Haiti govt and IFAD signed financing agreement to restore agricultural productivity
IFAD funding will allow PITAG to expand its outreach into eight additional "communes" (municipalities) in the South Department
The International Fund for Agricultural Development (IFAD) and the government of Haiti signed a financing agreement today that will help restore agricultural productivity in areas of the country most affected by Hurricane Matthew in October 2016.
The agreement includes a USD 10.8 million investment in the Agricultural and Agroforestry Technological Innovation Programme (PITAG, by its French acronym). The project is already underway with support from the Inter-American Development Banks (IDB) and the Global Agriculture and Food Security Program (GAFSP).
IFAD funding will allow PITAG to expand its outreach into eight additional "communes" (municipalities) in the South Department, an area badly damaged by Hurricane Matthew, and will help spread the adoption of sustainable agricultural technologies.
"Haiti's rural population suffers from a vicious circle of low agricultural productivity, high environmental degradation, and poor nutrition," said Lars Anwandter, manager of IFAD's programme in Haiti. "The project aims to break this cycle and help small farm families improve their productivity, food security, and income levels."
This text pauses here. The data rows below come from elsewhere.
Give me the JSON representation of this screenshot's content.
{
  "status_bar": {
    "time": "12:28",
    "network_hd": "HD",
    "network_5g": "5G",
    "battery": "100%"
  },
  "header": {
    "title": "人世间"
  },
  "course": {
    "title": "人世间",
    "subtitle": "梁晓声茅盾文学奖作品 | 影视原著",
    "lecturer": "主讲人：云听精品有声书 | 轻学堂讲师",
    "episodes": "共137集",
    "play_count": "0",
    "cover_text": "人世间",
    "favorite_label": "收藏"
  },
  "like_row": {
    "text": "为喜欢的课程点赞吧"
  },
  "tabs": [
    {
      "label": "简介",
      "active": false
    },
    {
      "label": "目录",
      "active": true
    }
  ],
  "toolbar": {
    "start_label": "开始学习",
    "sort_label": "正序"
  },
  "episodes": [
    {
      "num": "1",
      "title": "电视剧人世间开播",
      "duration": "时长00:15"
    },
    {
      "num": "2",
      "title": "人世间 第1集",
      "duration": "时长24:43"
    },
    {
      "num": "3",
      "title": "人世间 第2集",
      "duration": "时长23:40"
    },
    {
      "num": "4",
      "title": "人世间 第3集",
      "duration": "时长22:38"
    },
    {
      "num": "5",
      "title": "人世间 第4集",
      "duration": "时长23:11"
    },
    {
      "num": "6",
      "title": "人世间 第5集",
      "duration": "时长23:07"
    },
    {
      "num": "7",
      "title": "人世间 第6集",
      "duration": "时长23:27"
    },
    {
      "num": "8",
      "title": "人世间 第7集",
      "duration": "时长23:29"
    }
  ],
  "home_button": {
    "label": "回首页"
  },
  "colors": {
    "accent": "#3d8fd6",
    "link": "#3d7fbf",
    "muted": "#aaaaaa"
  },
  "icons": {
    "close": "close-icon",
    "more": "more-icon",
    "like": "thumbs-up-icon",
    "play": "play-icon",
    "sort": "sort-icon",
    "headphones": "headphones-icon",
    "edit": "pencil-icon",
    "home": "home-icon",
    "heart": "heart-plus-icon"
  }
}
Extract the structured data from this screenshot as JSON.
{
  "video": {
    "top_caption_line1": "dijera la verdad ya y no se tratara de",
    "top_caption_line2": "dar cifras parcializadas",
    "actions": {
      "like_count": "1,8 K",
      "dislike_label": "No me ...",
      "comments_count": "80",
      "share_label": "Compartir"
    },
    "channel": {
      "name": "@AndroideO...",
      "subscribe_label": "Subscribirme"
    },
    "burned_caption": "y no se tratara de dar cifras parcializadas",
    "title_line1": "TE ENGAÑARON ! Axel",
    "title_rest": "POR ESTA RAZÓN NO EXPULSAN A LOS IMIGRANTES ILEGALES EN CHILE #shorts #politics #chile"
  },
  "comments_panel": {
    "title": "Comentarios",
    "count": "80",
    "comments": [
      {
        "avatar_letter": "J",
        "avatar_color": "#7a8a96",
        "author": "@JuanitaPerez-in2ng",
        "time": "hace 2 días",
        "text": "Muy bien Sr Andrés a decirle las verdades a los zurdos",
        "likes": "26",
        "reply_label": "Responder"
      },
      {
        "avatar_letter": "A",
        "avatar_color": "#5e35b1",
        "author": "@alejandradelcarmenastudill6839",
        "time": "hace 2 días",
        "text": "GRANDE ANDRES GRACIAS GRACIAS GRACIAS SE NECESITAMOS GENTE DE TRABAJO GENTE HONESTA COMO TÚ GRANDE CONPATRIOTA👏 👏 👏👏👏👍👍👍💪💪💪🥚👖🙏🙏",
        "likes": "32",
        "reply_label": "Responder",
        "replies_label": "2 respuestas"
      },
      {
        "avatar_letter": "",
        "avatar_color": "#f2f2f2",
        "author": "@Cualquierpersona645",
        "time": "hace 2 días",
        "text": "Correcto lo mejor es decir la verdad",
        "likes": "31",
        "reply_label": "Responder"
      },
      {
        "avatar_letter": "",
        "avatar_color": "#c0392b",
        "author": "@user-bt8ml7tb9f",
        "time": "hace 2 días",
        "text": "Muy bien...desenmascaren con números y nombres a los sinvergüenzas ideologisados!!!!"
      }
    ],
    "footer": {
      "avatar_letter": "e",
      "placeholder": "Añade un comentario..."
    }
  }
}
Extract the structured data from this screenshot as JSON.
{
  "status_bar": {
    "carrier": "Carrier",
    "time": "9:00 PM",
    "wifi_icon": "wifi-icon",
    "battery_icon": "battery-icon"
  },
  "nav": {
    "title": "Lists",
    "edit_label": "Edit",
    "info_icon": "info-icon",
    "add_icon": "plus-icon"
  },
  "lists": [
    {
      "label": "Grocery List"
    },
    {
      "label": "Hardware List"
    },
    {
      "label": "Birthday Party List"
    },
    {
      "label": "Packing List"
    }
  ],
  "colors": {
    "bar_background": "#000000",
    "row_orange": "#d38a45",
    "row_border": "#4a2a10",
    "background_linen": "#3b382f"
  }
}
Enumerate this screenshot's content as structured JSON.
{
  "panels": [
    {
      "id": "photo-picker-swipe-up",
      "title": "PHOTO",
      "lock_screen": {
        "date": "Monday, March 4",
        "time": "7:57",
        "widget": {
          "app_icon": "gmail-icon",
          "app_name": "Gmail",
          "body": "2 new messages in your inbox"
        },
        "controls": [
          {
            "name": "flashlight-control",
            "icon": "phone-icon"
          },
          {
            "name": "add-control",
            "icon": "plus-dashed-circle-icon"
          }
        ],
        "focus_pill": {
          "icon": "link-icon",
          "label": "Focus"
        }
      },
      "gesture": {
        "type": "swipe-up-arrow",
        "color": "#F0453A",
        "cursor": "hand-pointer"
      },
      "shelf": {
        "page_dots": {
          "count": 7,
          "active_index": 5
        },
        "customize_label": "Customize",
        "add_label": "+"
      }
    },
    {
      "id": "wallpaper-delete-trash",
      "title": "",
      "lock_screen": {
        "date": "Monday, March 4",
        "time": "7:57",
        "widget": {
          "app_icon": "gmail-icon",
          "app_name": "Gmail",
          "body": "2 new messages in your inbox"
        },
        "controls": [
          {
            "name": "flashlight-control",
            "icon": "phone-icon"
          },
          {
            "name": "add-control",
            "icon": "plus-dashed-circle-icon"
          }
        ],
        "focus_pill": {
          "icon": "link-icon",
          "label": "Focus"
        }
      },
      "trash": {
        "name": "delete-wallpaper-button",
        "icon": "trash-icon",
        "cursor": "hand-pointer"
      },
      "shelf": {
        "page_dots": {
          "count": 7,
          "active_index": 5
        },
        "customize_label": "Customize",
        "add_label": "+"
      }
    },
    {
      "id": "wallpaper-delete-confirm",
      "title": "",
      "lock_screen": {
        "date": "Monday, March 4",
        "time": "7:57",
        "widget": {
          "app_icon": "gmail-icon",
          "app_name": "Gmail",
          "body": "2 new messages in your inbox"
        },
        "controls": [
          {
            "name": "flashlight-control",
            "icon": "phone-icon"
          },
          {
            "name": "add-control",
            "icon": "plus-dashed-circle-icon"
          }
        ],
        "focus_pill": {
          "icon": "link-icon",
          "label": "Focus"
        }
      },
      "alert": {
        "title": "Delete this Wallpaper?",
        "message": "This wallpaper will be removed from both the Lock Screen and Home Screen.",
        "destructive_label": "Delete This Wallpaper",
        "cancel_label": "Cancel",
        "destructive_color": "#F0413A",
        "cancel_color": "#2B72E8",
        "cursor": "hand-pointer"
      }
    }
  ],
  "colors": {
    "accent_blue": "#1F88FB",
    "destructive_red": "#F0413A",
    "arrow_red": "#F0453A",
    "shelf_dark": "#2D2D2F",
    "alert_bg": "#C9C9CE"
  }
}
In total, PITAG will invest $76.8 million in improving the lives of Haitian small farmers. Particularly disadvantaged groups such as women and youth will be targeted, and more than 65,000 households are expected to benefit.
According to Anwandter, PITAG will allow small farmers to produce more and better while taking care of the environment - something desperately needed in one of the world's poorest countries which are greatly impacted by climate change.
Over the last few decades, the Caribbean island has seen its soils, water reservoirs and woods severely degraded. World Bank data show poverty is rampant across the country (59 percent of the total population) and even more acute in rural areas (75 percent).
To face these challenges, PITAG will make available to Haitian smallholders agricultural technologies and practices that are well-suited to local conditions. For example, cultivation of combinations of fruit trees and vegetables will make it possible to achieve larger harvests and feed more people. Today, Haiti produces only 45 percent of the food that Haitians need.
PITAG takes a people-centered approach, with a strong focus on community involvement. The new technologies and practices will be put in place through farmer field schools, a method of learning which involves peer-to-peer teaching programmes. After the training, small farmers will get inputs and support to put into practice the innovations they have learned about.
"We at IFAD don't just provide funds to people," said Anwandter. "We help people take charge of their own development."